In the center of the crowd something flashed, and when the burst of pinkish light faded, there stood a figure in a red bodysuit—and wearing a red full-face mask.
The disguise was undoubtedly hand-made and showed some expert tailoring, but there was no way Dipper wouldn't recognize Mabel.
"Hi, guys!" yelled his sister. "Whoa! It's like we're not twins, we're twenty-plets! Aw, you look so cute! Gotta give you a hug!"
"No!" Dipper yelled.
But Mabel had already grabbed the Dipper nearest her and had thrown her arms around him. "What are you, about thirteen?"
"Fourteen!" the startled Dipper yelped. "Uh—are you—"
"I'm the Mysterious Stranger! Hey, look straight at me!
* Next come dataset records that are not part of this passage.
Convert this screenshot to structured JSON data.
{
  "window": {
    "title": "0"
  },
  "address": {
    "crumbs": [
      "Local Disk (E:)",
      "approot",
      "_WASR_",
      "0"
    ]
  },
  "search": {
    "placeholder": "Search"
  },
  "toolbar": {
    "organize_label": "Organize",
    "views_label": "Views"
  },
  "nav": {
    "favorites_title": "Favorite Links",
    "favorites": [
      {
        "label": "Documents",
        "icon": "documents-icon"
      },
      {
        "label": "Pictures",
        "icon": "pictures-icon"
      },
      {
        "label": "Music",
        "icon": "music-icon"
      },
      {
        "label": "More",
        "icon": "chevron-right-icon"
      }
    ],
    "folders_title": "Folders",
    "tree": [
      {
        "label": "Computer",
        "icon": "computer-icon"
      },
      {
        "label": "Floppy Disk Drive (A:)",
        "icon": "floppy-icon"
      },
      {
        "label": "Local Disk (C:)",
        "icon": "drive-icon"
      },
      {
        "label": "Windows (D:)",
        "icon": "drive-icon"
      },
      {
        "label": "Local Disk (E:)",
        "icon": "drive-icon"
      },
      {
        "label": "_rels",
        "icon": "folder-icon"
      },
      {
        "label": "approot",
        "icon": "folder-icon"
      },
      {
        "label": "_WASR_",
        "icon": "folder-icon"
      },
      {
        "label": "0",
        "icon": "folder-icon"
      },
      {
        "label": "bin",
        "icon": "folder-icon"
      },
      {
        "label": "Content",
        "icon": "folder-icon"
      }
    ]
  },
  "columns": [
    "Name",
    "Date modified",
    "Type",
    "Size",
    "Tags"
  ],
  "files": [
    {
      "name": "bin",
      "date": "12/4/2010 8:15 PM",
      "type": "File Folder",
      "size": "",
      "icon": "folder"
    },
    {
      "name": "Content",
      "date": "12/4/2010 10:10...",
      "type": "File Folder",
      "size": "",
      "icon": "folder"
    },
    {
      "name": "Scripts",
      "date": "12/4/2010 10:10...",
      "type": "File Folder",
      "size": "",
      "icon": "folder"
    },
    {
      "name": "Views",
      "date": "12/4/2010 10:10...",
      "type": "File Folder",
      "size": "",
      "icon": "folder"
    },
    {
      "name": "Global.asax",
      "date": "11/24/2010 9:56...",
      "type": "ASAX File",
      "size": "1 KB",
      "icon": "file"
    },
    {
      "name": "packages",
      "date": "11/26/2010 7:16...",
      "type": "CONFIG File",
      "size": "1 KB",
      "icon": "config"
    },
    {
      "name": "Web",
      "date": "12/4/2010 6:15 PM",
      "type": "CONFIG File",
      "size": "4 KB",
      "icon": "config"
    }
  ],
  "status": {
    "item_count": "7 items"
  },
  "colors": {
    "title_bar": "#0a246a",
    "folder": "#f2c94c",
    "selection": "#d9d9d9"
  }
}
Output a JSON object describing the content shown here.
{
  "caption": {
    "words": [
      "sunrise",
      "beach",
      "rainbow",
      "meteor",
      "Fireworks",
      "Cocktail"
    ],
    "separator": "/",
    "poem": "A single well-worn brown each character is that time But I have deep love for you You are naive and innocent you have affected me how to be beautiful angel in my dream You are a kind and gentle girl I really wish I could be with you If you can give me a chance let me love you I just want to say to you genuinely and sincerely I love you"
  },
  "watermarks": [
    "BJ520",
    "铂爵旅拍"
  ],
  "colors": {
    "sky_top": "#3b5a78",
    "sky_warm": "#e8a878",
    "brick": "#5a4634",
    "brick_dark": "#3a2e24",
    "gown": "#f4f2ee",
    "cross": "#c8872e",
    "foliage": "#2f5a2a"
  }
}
Nope, you're OK. You sit down and stay down until I tell you to get up. Gotta keep track!"
Somehow Mabel could pass through the invisible barriers that kept the Dippers separated. She made her way toward him, hugging and looking at each duplicate until she reached him. When she got close, she said, "Look at me. OK, clear." She murmured softly, "You're my Dipper, aren't you?"
"Yeah, I think so."
She whispered in his ear: "What's a weakness of the Gnomes?"
He whispered back, "Leaf-blowers and dog whistles."
"And after an A-S-H?"
"Two pats."
"Let me clear these others. Grunkle Ford says we have about seventeen minutes."
Which worked out to roughly one minute per duplicate. Mabel made her way down another row, then headed away, toward the younger Dippers. As far as Dipper could tell—it was hazy here, though not crowded with gray-scale bits of the real world, like the Mindscape—the final row of four, maybe six, figures were the twelve-year-olds.
Mabel hugged two, then finished up the row. She went back to the second one in that row and threw him to the ground. "Hey, no!" he screamed, then laughed hysterically as she aggressively tickled him. "Stop it!" wailed the Dipper.
"Then get out of him!"
"You're spoiling everything!"
"This summer's your last chance!" Mabel yelled. "I'm bigger and stronger! Give it up, Bipper!"
From somewhere overhead a beam of searing light hit the struggling pair—and then Dipper saw a glowing yellow triangle somersaulting through the air.
Mabel jumped away and came running. "I gotta get to you! Signal me!"
Dipper stood and she threw herself on him. "Get ready, this may hurt!"
Staggering under the impact, Dipper asked, "What—?"
And then it felt as if all his bones had broken at the same instant.